I'm sorry, I didn't realize we were discussing photographs of wills.  Yes, when you take a photograph, you own the photograph.  If I take a photograph of your house, I own the photograph -- I don't, however, own your house!  I personally only very rarely upload a photograph to WikiTree, and certainly not photographs of documents.  I want the contents of the document in the text with a full appropriate citation as to what it is and where it came from.  I realize now that the earlier question was about avoiding doing a transcription -- and it's really the transription which is useful because that it what makes the information accessible.

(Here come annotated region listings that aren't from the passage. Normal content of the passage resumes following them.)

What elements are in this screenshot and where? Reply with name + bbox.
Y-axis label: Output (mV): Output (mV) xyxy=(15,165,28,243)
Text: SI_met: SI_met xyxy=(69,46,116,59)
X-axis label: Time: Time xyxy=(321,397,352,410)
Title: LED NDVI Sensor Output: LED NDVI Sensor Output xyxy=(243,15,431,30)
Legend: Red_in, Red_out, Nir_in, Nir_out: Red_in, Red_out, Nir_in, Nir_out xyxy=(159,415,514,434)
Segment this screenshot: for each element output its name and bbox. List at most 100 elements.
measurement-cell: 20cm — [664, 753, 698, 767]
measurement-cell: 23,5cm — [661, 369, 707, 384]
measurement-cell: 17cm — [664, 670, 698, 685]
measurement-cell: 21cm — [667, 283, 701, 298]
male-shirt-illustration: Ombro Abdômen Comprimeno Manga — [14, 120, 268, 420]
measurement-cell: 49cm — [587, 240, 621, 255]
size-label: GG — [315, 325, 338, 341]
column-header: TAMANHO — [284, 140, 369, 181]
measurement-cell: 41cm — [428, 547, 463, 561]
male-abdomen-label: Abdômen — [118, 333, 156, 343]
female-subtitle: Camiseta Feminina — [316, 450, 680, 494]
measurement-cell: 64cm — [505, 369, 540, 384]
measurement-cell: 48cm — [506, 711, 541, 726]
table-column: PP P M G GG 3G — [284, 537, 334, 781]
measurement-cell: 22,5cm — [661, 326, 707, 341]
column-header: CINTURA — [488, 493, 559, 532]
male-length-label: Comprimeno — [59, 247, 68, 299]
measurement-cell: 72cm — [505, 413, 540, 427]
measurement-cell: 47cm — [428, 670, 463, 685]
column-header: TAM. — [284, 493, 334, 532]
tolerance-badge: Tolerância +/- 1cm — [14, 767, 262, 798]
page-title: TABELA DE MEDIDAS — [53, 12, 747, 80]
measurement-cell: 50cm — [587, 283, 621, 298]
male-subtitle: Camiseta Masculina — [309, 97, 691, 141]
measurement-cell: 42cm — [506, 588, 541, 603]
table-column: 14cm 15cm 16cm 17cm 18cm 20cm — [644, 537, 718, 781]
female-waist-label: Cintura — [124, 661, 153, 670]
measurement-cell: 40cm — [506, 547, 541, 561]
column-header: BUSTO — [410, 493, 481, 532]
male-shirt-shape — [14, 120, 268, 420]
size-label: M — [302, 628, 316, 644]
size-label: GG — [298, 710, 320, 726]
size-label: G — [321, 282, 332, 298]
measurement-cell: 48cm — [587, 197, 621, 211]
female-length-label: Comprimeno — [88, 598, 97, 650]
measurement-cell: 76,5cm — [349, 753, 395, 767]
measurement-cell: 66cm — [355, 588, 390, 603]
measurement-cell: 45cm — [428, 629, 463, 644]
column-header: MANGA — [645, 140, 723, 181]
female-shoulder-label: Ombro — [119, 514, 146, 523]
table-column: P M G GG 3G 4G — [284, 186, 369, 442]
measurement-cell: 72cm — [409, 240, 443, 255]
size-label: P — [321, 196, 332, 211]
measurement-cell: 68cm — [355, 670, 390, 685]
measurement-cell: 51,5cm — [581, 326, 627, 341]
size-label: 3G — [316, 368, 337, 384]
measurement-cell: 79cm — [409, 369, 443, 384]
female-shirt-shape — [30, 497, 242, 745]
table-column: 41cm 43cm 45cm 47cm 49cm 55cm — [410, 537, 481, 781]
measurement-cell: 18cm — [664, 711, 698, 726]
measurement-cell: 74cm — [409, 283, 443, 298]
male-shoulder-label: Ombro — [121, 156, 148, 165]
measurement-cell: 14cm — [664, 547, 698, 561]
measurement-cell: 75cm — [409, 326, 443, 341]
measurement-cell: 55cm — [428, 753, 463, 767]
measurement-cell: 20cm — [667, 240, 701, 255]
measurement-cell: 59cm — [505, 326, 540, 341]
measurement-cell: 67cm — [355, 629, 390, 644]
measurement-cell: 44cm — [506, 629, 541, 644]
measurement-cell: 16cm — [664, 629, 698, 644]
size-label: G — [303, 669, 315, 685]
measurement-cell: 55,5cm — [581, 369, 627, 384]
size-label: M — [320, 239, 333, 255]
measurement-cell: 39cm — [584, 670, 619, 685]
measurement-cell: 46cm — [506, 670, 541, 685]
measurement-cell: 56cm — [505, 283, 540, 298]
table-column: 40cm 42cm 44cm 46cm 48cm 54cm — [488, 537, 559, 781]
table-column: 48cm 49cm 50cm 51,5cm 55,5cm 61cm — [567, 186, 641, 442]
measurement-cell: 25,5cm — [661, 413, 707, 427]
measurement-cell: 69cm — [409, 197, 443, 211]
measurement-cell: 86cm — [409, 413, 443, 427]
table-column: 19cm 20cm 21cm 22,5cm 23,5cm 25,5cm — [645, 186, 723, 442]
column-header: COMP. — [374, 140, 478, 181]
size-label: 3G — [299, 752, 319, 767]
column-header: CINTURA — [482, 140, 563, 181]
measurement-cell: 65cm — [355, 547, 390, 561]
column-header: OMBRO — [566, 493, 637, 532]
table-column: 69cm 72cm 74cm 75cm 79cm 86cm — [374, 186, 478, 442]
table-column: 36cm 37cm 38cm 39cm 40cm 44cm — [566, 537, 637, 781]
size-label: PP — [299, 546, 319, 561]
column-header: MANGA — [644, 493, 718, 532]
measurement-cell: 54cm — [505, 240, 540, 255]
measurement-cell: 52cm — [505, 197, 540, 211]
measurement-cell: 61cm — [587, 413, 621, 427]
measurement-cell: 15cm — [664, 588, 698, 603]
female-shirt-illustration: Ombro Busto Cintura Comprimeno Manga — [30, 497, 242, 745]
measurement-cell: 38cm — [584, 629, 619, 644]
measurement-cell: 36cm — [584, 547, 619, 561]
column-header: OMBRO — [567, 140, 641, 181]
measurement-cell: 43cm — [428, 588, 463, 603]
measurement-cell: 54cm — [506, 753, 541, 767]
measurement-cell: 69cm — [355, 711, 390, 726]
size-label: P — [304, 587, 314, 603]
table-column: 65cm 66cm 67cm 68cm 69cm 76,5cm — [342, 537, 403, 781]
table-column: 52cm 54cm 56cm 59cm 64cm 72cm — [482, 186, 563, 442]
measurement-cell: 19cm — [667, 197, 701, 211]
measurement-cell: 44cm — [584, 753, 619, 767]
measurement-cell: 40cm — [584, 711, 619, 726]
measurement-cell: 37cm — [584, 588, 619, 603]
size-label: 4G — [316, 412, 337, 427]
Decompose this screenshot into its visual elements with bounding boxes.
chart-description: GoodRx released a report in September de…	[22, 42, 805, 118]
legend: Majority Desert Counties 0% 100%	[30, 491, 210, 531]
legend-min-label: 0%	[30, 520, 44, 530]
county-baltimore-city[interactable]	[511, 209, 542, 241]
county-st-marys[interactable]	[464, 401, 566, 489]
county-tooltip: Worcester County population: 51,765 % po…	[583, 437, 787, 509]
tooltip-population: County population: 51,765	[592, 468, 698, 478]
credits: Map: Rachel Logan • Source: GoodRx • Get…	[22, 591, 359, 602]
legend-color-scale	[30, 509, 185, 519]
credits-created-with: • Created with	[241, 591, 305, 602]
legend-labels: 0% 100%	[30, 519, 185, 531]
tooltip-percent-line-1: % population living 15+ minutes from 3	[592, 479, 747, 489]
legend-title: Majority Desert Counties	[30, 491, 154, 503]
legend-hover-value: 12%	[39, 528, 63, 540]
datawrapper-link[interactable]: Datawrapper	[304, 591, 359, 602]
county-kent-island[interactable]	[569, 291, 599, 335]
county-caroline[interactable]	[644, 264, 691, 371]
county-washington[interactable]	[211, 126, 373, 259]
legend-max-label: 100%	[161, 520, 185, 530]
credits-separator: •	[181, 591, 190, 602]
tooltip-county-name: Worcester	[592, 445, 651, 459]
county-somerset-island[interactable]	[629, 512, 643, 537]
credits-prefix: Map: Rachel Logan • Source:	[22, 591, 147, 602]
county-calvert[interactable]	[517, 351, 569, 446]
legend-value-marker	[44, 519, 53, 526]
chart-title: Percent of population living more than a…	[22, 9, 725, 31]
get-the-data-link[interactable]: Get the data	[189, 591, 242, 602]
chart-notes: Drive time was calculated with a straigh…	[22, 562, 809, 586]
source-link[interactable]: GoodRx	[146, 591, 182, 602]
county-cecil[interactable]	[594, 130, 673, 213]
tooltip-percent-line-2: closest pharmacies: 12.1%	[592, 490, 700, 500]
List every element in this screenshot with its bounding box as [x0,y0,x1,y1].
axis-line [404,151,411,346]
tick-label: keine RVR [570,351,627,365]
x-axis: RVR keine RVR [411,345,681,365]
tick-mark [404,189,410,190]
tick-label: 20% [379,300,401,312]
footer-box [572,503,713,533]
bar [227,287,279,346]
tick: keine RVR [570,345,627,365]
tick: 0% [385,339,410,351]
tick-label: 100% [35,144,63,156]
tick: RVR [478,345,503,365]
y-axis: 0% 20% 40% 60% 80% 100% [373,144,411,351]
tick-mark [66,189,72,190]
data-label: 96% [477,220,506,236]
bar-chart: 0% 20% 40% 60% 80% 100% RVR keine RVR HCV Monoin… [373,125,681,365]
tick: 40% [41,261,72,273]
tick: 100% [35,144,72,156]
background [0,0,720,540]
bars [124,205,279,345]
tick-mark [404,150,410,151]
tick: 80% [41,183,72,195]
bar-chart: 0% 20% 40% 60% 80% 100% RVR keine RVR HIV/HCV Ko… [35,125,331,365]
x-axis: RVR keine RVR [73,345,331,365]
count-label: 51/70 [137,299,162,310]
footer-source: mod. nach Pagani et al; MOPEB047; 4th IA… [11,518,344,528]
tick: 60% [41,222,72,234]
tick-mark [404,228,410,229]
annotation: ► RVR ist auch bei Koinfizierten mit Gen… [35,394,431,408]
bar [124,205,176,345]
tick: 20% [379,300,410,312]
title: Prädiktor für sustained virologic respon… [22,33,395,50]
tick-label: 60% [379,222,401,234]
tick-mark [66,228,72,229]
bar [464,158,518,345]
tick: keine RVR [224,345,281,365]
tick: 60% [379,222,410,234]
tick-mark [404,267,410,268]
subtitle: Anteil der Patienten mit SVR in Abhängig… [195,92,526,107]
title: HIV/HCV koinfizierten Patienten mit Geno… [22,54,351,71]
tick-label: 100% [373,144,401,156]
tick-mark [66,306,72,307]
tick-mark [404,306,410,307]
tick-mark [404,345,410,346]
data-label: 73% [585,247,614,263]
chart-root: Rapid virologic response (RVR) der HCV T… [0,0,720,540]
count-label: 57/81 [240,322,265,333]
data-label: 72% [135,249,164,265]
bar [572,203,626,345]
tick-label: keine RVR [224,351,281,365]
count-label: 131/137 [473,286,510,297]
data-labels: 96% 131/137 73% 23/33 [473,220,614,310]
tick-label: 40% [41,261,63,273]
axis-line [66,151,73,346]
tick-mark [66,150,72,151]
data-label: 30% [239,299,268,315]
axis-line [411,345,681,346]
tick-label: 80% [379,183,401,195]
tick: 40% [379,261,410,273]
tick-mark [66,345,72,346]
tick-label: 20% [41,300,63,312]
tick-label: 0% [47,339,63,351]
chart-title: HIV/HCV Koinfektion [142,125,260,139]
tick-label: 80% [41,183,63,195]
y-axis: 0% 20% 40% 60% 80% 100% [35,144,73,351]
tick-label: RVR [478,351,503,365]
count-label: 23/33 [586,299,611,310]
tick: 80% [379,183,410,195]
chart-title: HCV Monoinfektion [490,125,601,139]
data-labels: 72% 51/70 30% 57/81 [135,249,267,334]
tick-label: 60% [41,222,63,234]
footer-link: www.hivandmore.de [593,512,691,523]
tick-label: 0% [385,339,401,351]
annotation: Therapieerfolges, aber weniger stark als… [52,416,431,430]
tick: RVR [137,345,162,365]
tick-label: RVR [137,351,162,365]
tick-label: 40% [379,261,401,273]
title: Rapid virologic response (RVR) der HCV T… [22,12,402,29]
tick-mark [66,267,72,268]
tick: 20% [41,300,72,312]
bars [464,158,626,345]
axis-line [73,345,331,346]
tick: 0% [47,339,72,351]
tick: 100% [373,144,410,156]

W, here are the two link templates you can use for Ancestry, but you have to learn which number is the right one in the URL to use. You just have to play with it until you have it figured out and then it's easy after that.

{{Ancestry Record|1234|5678}}

{{Ancestry Image|1234|5678}}

Thank you! I was about to go looking for that for my family member's will listing enslaved people.
The numbers can be found by hovering over the "Hint" link in Ancestry. The first set is the #s after db= and the second, after h=

If you have a subscription you can double-check. Somewhere in WikiTree Help one can find Ancetry link instructions, but I always find that process of making a successful search a random bear.
The most "fair use," of a photographed will "owned" by Ancestry might be creating an abstract of the will. A full transcription would run the risk of being deemed an outright reproduction, unless the cursive is arguably deemed difficult to transcribe.

1 Answer

+6 votes
Will we still use the African-American Sticker as is?
by Carolyn Martin G2G6 Pilot (283k points)
Yes, it will be the same sticker for now until we discuss any changes to it. We're still talking about which image to change to. Great question!